К двадцати пяти годам я настолько прочно идентифицировала себя со второй половиной, что, когда начала ходить в студию Индры четыре раза в неделю, а иногда и чаще, чтобы потеть, тянуться и в целом использовать свое тело для иных целей, кроме переворачивания с бока на бок в кровати, это стало абсолютным потрясением не только для меня, но и для всех моих знакомых. Я входила в студию, чувствуя себя так, будто меня весь день протаскал за собой грузовик, к кузову которого я была привязана, царапая землю когтями. А выходила оттуда с прямой спиной, вся такая плавная и изящная, словно главная асана[1], которую мне предстояло выполнить, была позой самой Индры. Учителя по актерскому мастерству всегда говорили, что суть персонажа заключается в походке, и если получится стать физическим воплощением героя, то можно будет проникнуть и в их ментальные и эмоциональные переживания. Поэтому когда я ходила по улице одна, то ходила, как Индра. Спина прямая, подбородок опущен, все мягкие округлости воображают, что вытягиваются и становятся, как у балерины. Мои шаги были уверенными и полными решимости. Я не смотрела вниз, а, как Индра, доверяла рельефу планеты.

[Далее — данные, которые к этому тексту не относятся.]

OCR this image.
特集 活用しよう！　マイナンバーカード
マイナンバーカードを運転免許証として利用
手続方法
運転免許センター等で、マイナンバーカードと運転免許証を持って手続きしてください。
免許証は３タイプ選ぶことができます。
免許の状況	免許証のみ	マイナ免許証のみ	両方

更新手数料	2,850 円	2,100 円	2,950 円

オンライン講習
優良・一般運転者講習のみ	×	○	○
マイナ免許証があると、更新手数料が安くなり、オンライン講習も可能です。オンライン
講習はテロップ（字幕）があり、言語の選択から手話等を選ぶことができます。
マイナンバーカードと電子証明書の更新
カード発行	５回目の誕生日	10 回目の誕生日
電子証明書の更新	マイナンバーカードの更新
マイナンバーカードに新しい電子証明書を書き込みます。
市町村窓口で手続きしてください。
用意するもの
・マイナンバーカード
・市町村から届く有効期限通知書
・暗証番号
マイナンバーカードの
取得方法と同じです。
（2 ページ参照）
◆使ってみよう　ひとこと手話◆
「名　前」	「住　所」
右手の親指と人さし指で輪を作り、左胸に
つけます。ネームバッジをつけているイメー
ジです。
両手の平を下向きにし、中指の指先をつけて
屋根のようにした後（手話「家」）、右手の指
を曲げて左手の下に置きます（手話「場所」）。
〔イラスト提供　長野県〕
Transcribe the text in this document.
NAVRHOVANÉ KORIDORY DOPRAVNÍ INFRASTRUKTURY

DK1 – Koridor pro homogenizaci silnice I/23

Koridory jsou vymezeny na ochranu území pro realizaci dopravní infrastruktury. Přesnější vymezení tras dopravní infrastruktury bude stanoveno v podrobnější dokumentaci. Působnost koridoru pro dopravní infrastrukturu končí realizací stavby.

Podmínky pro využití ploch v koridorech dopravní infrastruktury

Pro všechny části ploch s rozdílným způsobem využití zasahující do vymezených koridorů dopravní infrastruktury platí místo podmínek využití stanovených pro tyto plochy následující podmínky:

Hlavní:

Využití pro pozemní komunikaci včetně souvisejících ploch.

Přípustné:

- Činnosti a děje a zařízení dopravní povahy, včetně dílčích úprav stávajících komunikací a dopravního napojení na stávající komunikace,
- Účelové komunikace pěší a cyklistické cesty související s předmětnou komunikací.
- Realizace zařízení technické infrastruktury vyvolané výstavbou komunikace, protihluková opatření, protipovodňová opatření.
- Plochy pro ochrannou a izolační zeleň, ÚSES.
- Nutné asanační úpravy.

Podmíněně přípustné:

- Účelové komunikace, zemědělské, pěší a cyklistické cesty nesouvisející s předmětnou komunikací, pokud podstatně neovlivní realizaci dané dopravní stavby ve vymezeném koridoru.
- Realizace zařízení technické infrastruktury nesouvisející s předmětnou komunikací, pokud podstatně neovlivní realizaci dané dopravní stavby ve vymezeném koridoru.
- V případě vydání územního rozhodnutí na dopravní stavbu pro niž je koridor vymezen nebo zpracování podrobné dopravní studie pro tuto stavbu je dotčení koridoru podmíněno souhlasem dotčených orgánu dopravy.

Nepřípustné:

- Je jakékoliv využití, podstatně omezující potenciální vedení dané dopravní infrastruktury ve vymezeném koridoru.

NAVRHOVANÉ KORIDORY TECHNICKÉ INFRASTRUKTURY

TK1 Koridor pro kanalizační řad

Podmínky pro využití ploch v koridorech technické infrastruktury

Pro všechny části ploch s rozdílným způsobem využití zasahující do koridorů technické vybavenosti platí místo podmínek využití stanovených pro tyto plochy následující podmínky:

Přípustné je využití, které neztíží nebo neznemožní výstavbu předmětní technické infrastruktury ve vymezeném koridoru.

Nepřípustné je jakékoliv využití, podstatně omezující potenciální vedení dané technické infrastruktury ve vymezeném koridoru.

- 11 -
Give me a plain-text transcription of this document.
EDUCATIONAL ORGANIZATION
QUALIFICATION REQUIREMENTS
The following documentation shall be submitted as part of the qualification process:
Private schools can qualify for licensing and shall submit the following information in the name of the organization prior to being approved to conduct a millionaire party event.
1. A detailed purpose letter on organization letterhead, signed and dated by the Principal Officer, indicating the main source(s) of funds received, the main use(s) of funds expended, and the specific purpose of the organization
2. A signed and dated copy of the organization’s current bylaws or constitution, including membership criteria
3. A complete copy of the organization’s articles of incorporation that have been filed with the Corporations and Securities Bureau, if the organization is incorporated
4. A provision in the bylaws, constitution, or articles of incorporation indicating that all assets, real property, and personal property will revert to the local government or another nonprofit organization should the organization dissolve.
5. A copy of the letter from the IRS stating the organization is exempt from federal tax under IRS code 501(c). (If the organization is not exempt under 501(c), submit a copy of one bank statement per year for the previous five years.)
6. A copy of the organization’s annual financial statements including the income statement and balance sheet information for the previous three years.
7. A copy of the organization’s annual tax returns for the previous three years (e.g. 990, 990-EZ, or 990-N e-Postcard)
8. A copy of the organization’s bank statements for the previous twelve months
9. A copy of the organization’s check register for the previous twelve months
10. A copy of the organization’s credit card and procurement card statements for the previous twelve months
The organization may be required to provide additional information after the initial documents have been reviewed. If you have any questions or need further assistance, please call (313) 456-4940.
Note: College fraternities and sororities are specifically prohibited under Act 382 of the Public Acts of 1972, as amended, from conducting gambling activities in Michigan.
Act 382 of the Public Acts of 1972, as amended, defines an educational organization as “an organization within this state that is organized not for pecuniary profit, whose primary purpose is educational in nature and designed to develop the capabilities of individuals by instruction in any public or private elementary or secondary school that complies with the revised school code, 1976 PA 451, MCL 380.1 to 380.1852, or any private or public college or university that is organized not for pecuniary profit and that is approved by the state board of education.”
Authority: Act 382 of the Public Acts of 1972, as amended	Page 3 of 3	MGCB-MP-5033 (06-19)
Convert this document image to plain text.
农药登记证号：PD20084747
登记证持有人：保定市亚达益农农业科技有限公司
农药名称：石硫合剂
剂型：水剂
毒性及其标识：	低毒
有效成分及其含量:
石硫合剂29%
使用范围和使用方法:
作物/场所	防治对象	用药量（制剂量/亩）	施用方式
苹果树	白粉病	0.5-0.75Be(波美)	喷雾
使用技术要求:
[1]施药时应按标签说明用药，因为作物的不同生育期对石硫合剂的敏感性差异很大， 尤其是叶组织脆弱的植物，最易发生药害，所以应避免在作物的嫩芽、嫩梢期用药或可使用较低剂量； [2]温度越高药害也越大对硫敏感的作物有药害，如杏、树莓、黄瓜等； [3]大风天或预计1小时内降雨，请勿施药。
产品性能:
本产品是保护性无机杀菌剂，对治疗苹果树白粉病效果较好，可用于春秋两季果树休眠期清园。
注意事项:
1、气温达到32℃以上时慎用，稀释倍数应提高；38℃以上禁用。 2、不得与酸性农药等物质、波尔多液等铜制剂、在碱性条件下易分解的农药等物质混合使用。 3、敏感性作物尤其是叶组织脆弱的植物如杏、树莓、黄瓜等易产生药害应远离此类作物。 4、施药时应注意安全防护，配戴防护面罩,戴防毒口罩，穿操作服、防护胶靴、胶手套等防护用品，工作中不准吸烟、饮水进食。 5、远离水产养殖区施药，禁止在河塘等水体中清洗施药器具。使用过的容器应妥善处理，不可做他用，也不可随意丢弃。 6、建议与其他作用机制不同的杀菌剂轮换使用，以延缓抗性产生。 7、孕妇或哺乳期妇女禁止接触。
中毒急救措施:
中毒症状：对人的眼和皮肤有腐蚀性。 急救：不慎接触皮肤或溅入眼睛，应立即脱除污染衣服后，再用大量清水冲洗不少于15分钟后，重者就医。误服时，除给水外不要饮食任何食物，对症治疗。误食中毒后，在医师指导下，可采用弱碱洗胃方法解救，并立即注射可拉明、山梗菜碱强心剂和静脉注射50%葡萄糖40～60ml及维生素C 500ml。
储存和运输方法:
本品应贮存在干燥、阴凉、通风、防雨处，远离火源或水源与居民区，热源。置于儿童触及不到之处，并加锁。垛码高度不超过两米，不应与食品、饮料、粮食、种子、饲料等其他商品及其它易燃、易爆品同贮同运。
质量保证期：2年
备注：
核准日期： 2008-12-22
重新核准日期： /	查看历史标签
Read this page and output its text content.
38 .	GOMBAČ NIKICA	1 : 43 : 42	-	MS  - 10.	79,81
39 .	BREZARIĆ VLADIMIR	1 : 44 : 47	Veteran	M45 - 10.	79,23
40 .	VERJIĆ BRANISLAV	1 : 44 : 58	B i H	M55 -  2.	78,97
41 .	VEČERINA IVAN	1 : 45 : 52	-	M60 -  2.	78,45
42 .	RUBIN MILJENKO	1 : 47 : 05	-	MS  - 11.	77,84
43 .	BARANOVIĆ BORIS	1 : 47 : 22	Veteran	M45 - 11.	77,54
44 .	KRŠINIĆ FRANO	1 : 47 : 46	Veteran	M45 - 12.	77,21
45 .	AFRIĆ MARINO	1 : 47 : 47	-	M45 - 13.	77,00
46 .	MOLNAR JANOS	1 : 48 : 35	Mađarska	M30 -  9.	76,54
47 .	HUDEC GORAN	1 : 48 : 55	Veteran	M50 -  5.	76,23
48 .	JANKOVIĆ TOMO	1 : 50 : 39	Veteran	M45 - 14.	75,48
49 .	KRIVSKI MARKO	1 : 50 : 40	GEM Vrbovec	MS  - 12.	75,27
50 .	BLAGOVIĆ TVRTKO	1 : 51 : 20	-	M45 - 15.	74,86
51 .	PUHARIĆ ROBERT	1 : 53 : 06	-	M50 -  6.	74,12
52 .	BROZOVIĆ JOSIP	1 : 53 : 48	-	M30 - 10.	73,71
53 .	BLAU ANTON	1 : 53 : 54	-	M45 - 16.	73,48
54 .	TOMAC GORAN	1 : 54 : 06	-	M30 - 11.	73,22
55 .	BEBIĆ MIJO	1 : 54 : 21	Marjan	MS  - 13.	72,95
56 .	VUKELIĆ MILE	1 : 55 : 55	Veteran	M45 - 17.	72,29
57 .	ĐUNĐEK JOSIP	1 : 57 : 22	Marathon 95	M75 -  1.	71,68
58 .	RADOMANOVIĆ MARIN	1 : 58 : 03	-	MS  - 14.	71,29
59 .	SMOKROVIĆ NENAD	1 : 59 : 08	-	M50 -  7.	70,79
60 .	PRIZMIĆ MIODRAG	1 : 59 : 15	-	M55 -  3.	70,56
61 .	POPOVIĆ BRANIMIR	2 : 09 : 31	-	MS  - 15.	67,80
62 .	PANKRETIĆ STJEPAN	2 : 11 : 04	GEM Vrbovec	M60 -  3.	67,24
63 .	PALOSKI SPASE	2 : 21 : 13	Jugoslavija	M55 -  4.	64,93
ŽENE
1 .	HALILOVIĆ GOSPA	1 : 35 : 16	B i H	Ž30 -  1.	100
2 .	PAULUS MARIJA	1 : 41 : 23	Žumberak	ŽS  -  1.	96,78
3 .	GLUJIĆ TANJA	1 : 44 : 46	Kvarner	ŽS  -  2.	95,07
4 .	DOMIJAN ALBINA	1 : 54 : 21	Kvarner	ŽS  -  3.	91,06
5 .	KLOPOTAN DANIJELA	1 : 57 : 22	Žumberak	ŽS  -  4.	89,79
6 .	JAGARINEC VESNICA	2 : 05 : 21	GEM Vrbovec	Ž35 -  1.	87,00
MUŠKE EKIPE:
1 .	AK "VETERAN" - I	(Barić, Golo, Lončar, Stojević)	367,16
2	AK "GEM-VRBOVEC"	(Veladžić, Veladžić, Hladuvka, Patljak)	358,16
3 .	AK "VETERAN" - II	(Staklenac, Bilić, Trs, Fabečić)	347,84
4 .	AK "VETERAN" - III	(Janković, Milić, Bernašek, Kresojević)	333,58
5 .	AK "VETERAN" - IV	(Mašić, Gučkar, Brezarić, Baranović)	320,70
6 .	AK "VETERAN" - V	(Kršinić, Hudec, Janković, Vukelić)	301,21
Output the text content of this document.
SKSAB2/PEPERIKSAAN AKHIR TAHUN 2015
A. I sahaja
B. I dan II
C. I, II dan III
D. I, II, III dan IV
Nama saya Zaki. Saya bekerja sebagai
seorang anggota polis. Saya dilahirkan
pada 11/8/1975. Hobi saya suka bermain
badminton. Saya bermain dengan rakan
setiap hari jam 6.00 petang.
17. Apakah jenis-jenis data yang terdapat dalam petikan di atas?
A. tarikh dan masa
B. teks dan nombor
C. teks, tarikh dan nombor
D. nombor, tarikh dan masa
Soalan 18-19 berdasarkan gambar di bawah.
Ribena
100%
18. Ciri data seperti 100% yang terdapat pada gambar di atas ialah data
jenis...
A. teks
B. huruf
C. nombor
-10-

В классе я наблюдала, как без усилий тело Индры перетекает из одной позы в другую. Какой бы изнурительной ни казалась мне поза, как бы скрюченно и неустойчиво я себя ни чувствовала, лицо Индры всегда выражало безмятежность. Она словно обитала где-то за пределами позы и оттуда наблюдала, как чьи-то невидимые руки помогают ей войти в позу, идеально расположить руки, скрутить тело, нежно массируя его при этом, и приподнять арки стоп так, чтобы те приняли изящный изгиб. Пальцы ее ног раскрывались на полу, как перья веера танцовщицы.
При взгляде на Индру мне хотелось покупать новые вещи. Например, щипцы для выпрямления волос. Даже волосы у Индры излучали безмятежность, в то время как мои безумные кудри нельзя было скрепить никакими резинками — ни о какой безмятежности и речи не шло.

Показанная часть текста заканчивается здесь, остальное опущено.